After the diagnosis is known, the doctor can perform the following treatments to treat your condition:
1. Administration of drugs
To treat rhinitis and sinusitis, your doctor will give you antihistamine drugs, such as diphenhydramine, chlorpheniramine, loratadine, fexofenadine, and cetirizine.
In addition, doctors can also prescribe decongestant drugs and to relieve symptoms of a cold that is severe and does not go away. This medicine is available in the form of nasal drops as well as oral medications.
If the rhinitis or sinusitis is caused by a bacterial infection, the doctor can prescribe antibiotics.
This method is generally an option for treating severe rhinitis or sinusitis that does not heal with medication. Surgery can also be done to treat chronic rhinitis, such as vasomotor rhinitis, and chronic sinusitis.

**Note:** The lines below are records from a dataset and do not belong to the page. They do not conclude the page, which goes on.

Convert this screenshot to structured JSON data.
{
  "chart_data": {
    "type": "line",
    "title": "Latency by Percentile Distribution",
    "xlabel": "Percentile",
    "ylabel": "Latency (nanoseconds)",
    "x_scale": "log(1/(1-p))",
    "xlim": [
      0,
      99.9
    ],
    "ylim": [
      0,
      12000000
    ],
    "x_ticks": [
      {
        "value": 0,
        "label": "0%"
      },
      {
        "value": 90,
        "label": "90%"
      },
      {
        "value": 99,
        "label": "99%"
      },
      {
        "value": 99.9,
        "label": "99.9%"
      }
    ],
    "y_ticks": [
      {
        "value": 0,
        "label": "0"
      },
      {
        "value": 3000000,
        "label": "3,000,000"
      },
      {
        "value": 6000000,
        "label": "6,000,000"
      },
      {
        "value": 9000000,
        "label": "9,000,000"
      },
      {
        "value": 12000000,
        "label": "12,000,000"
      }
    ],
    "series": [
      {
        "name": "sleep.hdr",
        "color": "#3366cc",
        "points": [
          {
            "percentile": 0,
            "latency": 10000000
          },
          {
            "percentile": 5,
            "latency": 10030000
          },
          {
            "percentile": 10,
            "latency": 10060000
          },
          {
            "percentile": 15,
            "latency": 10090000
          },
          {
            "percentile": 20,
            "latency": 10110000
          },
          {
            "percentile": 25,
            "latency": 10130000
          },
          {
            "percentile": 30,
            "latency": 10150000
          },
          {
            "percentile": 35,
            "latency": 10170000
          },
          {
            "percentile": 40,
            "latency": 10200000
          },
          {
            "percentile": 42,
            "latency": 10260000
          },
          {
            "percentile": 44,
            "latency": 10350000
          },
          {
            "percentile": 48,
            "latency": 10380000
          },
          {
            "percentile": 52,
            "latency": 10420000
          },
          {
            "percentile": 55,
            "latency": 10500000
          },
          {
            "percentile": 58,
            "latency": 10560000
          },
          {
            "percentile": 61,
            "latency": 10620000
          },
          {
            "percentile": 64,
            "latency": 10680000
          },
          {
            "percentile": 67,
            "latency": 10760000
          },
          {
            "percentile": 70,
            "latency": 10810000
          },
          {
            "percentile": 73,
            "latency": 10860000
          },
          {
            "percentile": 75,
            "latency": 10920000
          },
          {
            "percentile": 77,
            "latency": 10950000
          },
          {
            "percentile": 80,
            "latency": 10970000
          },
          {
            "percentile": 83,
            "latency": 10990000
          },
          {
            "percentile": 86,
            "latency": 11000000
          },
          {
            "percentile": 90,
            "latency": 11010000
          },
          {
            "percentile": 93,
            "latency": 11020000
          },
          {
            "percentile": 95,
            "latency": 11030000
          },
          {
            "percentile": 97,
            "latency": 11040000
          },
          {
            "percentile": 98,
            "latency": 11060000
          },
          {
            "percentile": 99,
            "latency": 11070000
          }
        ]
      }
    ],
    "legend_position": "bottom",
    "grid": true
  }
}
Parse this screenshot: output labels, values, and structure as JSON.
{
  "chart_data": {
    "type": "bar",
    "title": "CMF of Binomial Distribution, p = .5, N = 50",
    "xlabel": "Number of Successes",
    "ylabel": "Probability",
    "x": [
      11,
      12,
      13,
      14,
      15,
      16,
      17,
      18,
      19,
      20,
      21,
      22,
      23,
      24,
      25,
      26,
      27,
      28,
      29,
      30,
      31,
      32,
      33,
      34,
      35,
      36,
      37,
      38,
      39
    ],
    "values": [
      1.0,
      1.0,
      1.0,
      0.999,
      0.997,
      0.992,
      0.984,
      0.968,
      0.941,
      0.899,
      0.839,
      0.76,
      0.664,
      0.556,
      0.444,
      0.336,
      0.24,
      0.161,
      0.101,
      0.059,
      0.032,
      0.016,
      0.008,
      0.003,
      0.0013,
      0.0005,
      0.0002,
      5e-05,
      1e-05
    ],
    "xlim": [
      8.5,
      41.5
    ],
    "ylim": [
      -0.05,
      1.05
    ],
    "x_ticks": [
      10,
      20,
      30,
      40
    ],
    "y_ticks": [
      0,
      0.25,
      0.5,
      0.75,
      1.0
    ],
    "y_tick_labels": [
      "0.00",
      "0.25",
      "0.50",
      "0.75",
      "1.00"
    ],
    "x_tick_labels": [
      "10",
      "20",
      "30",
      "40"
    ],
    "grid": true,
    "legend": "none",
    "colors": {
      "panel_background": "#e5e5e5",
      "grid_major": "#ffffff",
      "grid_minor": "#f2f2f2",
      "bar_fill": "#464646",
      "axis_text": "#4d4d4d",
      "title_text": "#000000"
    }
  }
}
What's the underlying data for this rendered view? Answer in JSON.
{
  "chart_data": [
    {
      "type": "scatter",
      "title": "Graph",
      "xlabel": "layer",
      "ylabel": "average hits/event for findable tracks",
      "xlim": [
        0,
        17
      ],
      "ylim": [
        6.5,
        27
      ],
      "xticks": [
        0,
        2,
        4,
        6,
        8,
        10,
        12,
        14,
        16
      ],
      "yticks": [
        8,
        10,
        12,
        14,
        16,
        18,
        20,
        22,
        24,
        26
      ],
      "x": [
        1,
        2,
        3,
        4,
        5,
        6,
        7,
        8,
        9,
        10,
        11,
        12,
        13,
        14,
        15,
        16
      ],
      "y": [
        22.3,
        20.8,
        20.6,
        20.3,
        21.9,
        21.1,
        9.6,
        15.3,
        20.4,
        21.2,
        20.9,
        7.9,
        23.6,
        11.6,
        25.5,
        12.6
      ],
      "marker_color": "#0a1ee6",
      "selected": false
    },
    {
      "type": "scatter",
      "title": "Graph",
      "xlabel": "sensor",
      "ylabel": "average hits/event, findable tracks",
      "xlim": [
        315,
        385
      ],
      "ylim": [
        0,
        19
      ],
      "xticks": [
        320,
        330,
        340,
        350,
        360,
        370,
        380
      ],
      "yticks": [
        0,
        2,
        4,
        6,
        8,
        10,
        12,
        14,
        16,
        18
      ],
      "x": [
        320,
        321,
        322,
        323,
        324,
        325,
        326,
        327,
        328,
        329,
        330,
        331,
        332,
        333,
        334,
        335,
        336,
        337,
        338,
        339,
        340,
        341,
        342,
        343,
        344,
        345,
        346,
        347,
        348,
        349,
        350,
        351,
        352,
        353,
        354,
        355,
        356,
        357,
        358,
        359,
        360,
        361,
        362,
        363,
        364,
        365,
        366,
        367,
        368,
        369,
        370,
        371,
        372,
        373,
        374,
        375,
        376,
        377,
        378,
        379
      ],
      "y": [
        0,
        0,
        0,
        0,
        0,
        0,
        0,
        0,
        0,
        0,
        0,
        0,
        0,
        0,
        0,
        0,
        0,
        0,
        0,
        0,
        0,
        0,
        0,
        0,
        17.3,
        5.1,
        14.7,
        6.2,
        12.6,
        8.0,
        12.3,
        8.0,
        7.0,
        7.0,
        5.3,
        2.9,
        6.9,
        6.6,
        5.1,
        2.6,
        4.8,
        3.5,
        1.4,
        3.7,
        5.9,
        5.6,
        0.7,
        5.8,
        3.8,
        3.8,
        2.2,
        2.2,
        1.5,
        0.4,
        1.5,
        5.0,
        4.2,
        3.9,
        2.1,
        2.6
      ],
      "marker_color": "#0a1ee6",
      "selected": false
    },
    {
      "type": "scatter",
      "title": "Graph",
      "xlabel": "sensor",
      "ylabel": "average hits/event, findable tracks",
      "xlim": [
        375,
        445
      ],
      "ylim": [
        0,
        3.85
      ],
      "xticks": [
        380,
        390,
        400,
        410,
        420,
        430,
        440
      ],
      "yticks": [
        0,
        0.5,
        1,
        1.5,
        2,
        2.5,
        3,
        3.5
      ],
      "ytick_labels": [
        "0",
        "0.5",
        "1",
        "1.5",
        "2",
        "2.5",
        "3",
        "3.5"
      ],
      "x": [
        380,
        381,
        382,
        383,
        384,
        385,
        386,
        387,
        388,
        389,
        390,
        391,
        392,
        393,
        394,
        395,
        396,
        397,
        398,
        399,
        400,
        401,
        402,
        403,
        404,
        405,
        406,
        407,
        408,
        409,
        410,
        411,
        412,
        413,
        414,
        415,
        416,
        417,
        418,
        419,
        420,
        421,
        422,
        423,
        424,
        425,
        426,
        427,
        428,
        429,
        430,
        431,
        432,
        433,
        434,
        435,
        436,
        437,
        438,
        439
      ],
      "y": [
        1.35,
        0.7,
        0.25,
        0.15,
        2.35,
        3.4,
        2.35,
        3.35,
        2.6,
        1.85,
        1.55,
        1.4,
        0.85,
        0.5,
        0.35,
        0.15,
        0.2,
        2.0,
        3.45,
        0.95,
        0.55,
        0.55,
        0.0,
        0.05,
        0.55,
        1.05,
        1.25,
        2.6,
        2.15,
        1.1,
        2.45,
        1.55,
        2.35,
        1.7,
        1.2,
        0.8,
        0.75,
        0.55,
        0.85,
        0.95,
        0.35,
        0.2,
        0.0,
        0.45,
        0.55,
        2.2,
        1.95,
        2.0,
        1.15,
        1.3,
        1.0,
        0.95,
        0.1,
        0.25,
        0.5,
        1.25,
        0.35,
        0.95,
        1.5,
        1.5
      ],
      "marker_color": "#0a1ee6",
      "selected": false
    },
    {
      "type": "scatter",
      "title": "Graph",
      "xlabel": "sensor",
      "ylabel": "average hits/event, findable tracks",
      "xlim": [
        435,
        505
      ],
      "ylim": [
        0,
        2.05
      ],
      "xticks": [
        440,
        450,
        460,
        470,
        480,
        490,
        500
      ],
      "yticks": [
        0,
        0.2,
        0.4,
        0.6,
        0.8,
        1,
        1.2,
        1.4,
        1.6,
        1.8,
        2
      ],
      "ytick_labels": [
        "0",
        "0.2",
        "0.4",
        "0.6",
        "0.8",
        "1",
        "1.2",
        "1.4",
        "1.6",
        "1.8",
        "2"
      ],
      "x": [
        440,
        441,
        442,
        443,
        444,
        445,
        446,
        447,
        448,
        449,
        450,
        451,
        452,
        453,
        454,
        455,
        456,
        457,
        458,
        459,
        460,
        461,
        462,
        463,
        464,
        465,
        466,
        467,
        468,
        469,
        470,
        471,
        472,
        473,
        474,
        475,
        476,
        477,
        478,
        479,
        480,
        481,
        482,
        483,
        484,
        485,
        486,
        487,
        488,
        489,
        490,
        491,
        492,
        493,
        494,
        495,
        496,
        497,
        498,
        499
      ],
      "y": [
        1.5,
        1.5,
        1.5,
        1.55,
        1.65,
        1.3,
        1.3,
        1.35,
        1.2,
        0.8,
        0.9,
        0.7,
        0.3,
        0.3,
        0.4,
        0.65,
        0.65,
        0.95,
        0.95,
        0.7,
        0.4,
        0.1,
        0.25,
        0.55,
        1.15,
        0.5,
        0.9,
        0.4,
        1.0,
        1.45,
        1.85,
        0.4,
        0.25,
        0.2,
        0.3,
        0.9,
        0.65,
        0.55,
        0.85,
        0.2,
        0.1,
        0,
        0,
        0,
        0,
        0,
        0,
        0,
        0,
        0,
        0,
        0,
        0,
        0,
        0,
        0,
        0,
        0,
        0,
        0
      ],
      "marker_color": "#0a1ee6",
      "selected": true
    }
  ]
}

Apart from the above treatments, both rhinitis and sinusitis can also be treated by staying away from allergic triggers or irritants in the nose, such as cigarette smoke and animal hair.
If your rhinitis or sinusitis symptoms go away within a few days, that’s a sign you don’t need special treatment. However, you need to be vigilant if your rhinitis or sinusitis symptoms often recur or don’t get better after more than 2–3 weeks.
If you experience these conditions, you should immediately see a doctor to get the right treatment.